Anne-Marie Hamel n’est pas née dans une famille rurale. Elle a grandi à Montréal puis a déménagé dans Charlevoix, en 1975, « dans les années hippies ». « Je me suis inscrite dans un cercle de fermières et j’ai appris à tisser », dit-elle.

Elle est devenue depuis une des tisserandes les plus en vue du Québec. Puis, elle a commencé à faire ses grandes catalognes, ces pièces qui étaient traditionnellement utilisées sur les lits.

Le jour de notre passage, elle tisse sa dernière. Sur le grand métier à tisser, vu la taille de la pièce, elle doit être aidée de son amie Huguette Dufour.

Je trouve que c’est enveloppant, une catalogne. Depuis que je suis au monde que je vois des catalognes sur les lits. Ma mère faisait ça. C’est rassurant, une catalogne.

Huguette Dufour

Elle n’est pas la seule à le penser. Malgré les modes qui passent, la catalogne continue d’avoir une place à part dans le cœur des Québécois. « Quand j’arrivais avec des catalognes au marché, en une demi-heure c’était parti », raconte Mme Hamel, qui partage ses fins de semaine entre le marché de Baie-Saint-Paul et celui de La Malbaie.
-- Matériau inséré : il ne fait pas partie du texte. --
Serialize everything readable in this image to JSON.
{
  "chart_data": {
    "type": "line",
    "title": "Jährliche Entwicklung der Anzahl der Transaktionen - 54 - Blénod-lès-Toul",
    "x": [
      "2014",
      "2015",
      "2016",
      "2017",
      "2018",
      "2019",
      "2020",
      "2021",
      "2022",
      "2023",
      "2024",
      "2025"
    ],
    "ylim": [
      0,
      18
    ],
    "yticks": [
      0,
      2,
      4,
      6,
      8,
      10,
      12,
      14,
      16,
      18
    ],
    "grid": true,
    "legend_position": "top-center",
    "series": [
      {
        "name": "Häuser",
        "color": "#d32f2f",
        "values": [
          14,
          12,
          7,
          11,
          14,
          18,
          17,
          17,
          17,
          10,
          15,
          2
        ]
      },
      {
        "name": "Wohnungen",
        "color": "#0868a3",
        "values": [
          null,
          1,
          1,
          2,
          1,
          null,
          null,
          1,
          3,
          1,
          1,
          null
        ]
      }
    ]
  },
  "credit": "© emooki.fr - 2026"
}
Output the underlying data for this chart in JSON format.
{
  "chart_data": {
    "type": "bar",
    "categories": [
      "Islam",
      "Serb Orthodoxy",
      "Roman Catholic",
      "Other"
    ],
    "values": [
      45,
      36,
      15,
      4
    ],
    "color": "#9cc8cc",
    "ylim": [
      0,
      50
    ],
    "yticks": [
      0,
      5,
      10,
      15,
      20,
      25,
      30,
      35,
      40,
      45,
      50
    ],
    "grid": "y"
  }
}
Parfois les clients touchent et soupirent. « Ça leur rappelle des souvenirs. » Certains se lamentent. « Une fois j’ai vu une femme de la Gaspésie qui m’a dit : “Je n’en trouve plus chez nous.” »

Pour une seule catalogne de taille grand lit, elle estime qu’il fallait 20 heures de taillage, puis 6 heures de tissage à deux. « Une catalogne, on ne peut pas vendre ça ben plus que 350 $. Ça ne fait pas cher de l’heure », dit-elle.

« Un jour, une femme est arrivée au marché, elle m’a demandé le prix. Dans ce temps-là, je les vendais 300 $. Elle m’a donné 100 $ et m’a dit : “Mon mari va venir, tu lui diras que c’est 200 $, OK ?” », raconte Mme Hamel en riant.

Un patrimoine qui se perd

Anne-Marie Hamel s’inquiète de l’avenir du tissage. Elle pratique aussi le boutonné de Charlevoix, une technique menacée de disparaître. Elle entend continuer longtemps. Avec le soutien du gouvernement du Québec, elle a même commencé à donner des cours pour transmettre cette technique.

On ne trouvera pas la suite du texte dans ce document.